Matthew’s favoured 3-4-3 formation has only earned him 49 points on average across the nine occasions it has been deployed, while he notched 80 and 56 points respectively on the single occasions he used 4-3-3 and 3-5-2.
He may also be minded to swerve captaining Kane, who has only earned him an average of 8.4 points on the five occasions he has been handed the armband. Lukaku’s strong fixtures from Gameweek 12 may fall in Matthew’s favour, with the Belgian earning him an average of 14.4 points when made captain.
Another to join this elite group is Bruce Savage, who moves from 17th at the end of last season to tenth, with an overall rank of 115,710 at the Gameweek 11 mark.
This comes in spite of a less than successful Gameweek 8 Wildcard that has earned him just one green arrow.
Among his most successful moves was an early swoop for City assets, with David Silva and Jesus joining in Gameweek 6. This also proved fortunate as the Brazilian was captained that week, but after failing to take to the pitch, the armband transferred to vice-captain Kane, who conveniently scored a brace away to West Ham.
However, his captaincy choices have largely let him down, delivering just 100 points, with Kane and Lukaku the most popular armband recipients, Jesus picked twice and Salah once.
He may also be minded to opt for a three-man defence more often. His favoured 4-3-3 formation has only netted him 47.6 points on average on the five times it was used, while 3-4-3 has brought him an average of 65.6 points on the four occasions it was deployed.
With three top 500 finishes, including ending the 2009/10 season in 54th spot, Bruce certainly has the track record to ensure he stays within the top bracket.
Wildcard timing is crucial
The quartet of Hall of Fame top ten managers that used their Wildcard early on in Gameweek 4 are also the four lowest-ranked managers. This early deployment coincided with a downturn in form for Liverpool’s Firmino and the dramatic upturn in fortunes for Manchester City attackers – a trend which reached it’s peak in Gameweek 8 with their 7-2 victory over Stoke. By using the Wildcard, early, these four managers were unable to adapt their squad to catch City’s early explosive form.

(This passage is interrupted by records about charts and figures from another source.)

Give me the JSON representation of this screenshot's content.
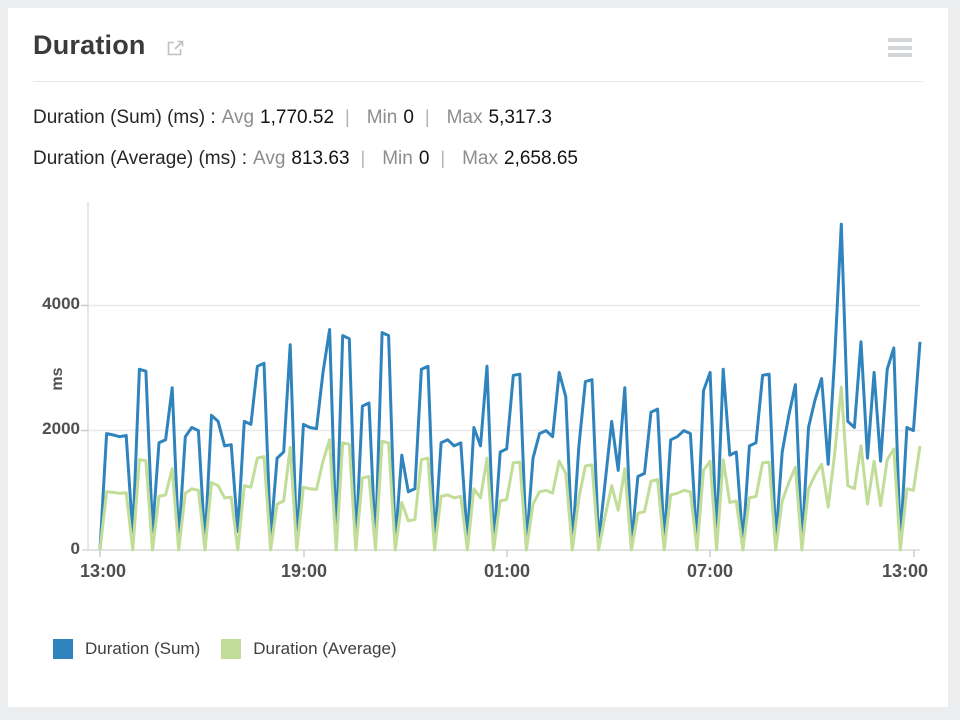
{
  "header": {
    "title": "Duration",
    "icons": {
      "expand": "external-link-icon",
      "options": "menu-icon"
    }
  },
  "separator": "|",
  "stats": [
    {
      "metric": "Duration (Sum) (ms) :",
      "pairs": [
        {
          "k": "Avg",
          "v": "1,770.52"
        },
        {
          "k": "Min",
          "v": "0"
        },
        {
          "k": "Max",
          "v": "5,317.3"
        }
      ]
    },
    {
      "metric": "Duration (Average) (ms) :",
      "pairs": [
        {
          "k": "Avg",
          "v": "813.63"
        },
        {
          "k": "Min",
          "v": "0"
        },
        {
          "k": "Max",
          "v": "2,658.65"
        }
      ]
    }
  ],
  "chart_data": {
    "type": "line",
    "title": "Duration",
    "xlabel": "",
    "ylabel": "ms",
    "ylim": [
      0,
      5600
    ],
    "y_ticks": [
      "0",
      "2000",
      "4000"
    ],
    "x_ticks": [
      "13:00",
      "19:00",
      "01:00",
      "07:00",
      "13:00"
    ],
    "x_span_hours": 24,
    "grid": "horizontal",
    "legend_position": "bottom",
    "series": [
      {
        "name": "Duration (Sum)",
        "unit": "ms",
        "color": "#2f84bd",
        "values": [
          0,
          1900,
          1880,
          1850,
          1870,
          250,
          2950,
          2920,
          300,
          1750,
          1800,
          2650,
          150,
          1850,
          2000,
          1950,
          100,
          2200,
          2100,
          1700,
          1720,
          300,
          2100,
          2050,
          3000,
          3050,
          200,
          1500,
          1600,
          3350,
          80,
          2050,
          2000,
          1980,
          2900,
          3600,
          150,
          3500,
          3450,
          100,
          2350,
          2400,
          90,
          3550,
          3500,
          120,
          1550,
          950,
          1000,
          2950,
          3000,
          130,
          1750,
          1800,
          1700,
          1750,
          160,
          2000,
          1700,
          3000,
          100,
          1600,
          1650,
          2850,
          2870,
          90,
          1500,
          1900,
          1950,
          1850,
          2900,
          2500,
          80,
          1700,
          2750,
          2780,
          120,
          1100,
          2100,
          1300,
          2650,
          100,
          1200,
          1250,
          2250,
          2300,
          130,
          1800,
          1850,
          1950,
          1900,
          100,
          2600,
          2900,
          200,
          2950,
          1550,
          1600,
          110,
          1700,
          1750,
          2850,
          2870,
          150,
          1600,
          2200,
          2700,
          90,
          2000,
          2450,
          2800,
          1400,
          3150,
          5317.3,
          2100,
          2000,
          3400,
          1500,
          2900,
          1450,
          2950,
          3300,
          100,
          2000,
          1950,
          3400
        ]
      },
      {
        "name": "Duration (Average)",
        "unit": "ms",
        "color": "#c1dd98",
        "values": [
          0,
          950,
          940,
          925,
          935,
          0,
          1475,
          1460,
          0,
          875,
          900,
          1325,
          0,
          925,
          1000,
          975,
          0,
          1100,
          1050,
          850,
          860,
          0,
          1050,
          1025,
          1500,
          1525,
          0,
          750,
          800,
          1675,
          0,
          1025,
          1000,
          990,
          1450,
          1800,
          0,
          1750,
          1725,
          0,
          1175,
          1200,
          0,
          1775,
          1750,
          0,
          775,
          475,
          500,
          1475,
          1500,
          0,
          875,
          900,
          850,
          875,
          0,
          1000,
          850,
          1500,
          0,
          800,
          825,
          1425,
          1435,
          0,
          750,
          950,
          975,
          925,
          1450,
          1250,
          0,
          850,
          1375,
          1390,
          0,
          550,
          1050,
          650,
          1325,
          0,
          600,
          625,
          1125,
          1150,
          0,
          900,
          925,
          975,
          950,
          0,
          1300,
          1450,
          0,
          1475,
          775,
          800,
          0,
          850,
          875,
          1425,
          1435,
          0,
          800,
          1100,
          1350,
          0,
          1000,
          1225,
          1400,
          700,
          1575,
          2658.65,
          1050,
          1000,
          1700,
          750,
          1450,
          725,
          1475,
          1650,
          0,
          1000,
          975,
          1700
        ]
      }
    ]
  },
  "legend": [
    {
      "label": "Duration (Sum)",
      "color": "#2f84bd"
    },
    {
      "label": "Duration (Average)",
      "color": "#c1dd98"
    }
  ],
  "colors": {
    "page_background": "#ebedee",
    "card_background": "#ffffff",
    "grid_line": "#e8e8e8",
    "axis_line": "#d9d9d9",
    "axis_text": "#4f4f4f",
    "muted_text": "#8d8d8d"
  }
}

React swiftly to emerging trends
In contrast, the two managers that Wildcarded in Gameweek 6 are also the two highest-ranked in our list. A key factor was that this arrived a week after Manchester City thrashed Watford at Vicarage Road, signalling the time to load up on Sky Blues assets. It perhaps highlights that reacting quickly to compelling form trends can pay off handsomely.
Saving a transfer enables FPL managers to deploy ‘mini-Wildcards’, using a single hit to change three players at a time and ensure a team contains those with the best form and fixtures. Bruce has the third-highest 2017/18 rank among this list thanks to successfully using this technique. Mark also advocates the tactic and used it effectively in Gameweek 8 – he enjoyed a rank hike of 700,000 places a week after his three transfers.
Focus chips on double Gameweeks
None of the top ten have used their Bench Boost, Free Hit or Triple Captain chips, suggesting they will be saving these to navigate the second half of the season blank and double Gameweeks. This has proved a successful plan in previous seasons, and 2017/18 looks like being no exception.